Scientists are a long way from being able to predict earthquakes. A good prediction must be accurate as to where an earthquake will occur, when it will occur, and at what magnitude it will be so that people can evacuate. An unnecessary evacuation is expensive and causes people not to believe authorities the next time an evacuation is ordered.
Where an earthquake will occur is the easiest feature to predict. Scientists know that earthquakes take place at plate boundaries and tend to happen where they’ve occurred before (figure 1). Earthquake-prone communities should always be prepared for an earthquake. These communities can implement building codes to make structures earthquake safe.
When an earthquake will occur is much more difficult to predict. Since stress on a fault builds up at the same rate over time, earthquakes should occur at regular intervals (figure 2). But so far scientists cannot predict when quakes will occur even to within a few years.

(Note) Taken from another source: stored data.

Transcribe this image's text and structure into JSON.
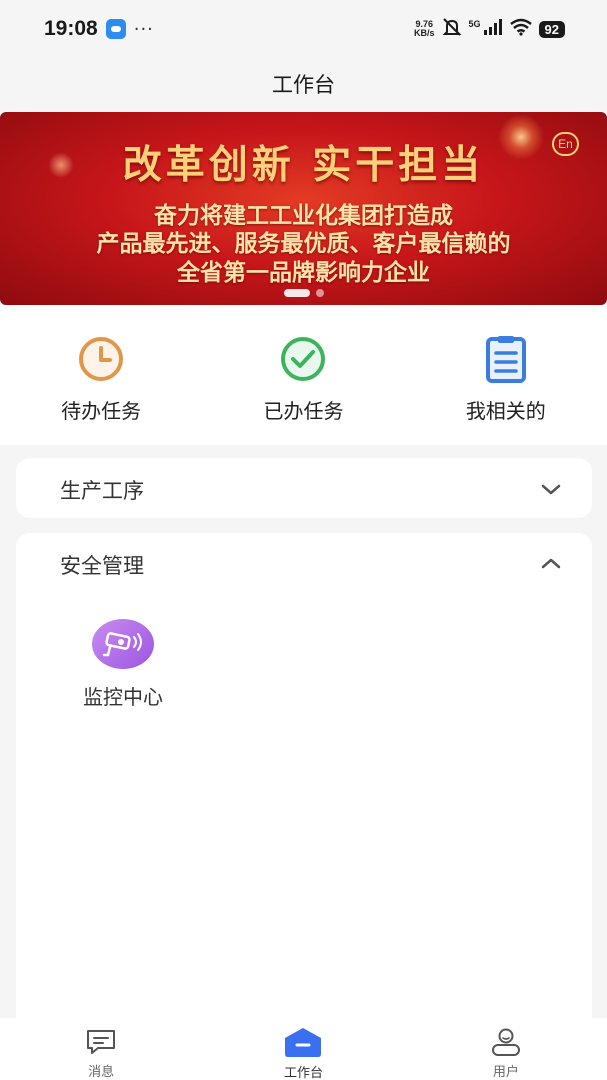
{
  "status_bar": {
    "time": "19:08",
    "more": "···",
    "net_speed_value": "9.76",
    "net_speed_unit": "KB/s",
    "network": "5G",
    "battery": "92"
  },
  "header": {
    "title": "工作台"
  },
  "banner": {
    "headline": "改革创新 实干担当",
    "lines": [
      "奋力将建工工业化集团打造成",
      "产品最先进、服务最优质、客户最信赖的",
      "全省第一品牌影响力企业"
    ],
    "lang_badge": "En",
    "active_slide": 1,
    "slide_count": 2
  },
  "quick_actions": [
    {
      "label": "待办任务",
      "icon": "clock-icon",
      "color": "#e0974a"
    },
    {
      "label": "已办任务",
      "icon": "check-circle-icon",
      "color": "#3cb45b"
    },
    {
      "label": "我相关的",
      "icon": "clipboard-list-icon",
      "color": "#3a7de0"
    }
  ],
  "sections": [
    {
      "title": "生产工序",
      "expanded": false
    },
    {
      "title": "安全管理",
      "expanded": true,
      "modules": [
        {
          "label": "监控中心",
          "icon": "surveillance-camera-icon"
        }
      ]
    }
  ],
  "bottom_nav": [
    {
      "label": "消息",
      "icon": "message-icon",
      "active": false
    },
    {
      "label": "工作台",
      "icon": "workbench-icon",
      "active": true,
      "accent": "#3a6ff0"
    },
    {
      "label": "用户",
      "icon": "user-icon",
      "active": false
    }
  ]
}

Signs sometimes come before a large earthquake. Small quakes, called foreshocks, sometimes occur a few seconds to a few weeks before a major quake. However, many earthquakes do not have foreshocks and small earthquakes are not necessarily followed by a large earthquake. Often, the rocks around a fault will dilate as microfractures form. Ground tilting, caused by the buildup of stress in the rocks, may precede a large earthquake, but not always. Water levels in wells fluctuate as water moves into or out of fractures before an earthquake. This is also an uncertain predictor of large earthquakes. The relative arrival times of P-waves and S-waves also decreases just before an earthquake occurs.
Folklore tells of animals behaving erratically just before an earthquake. Mostly these anecdotes are told after the earthquake. If indeed animals sense danger from earthquakes or tsunami, scientists do not know what it is they could be sensing, but they would like to find out.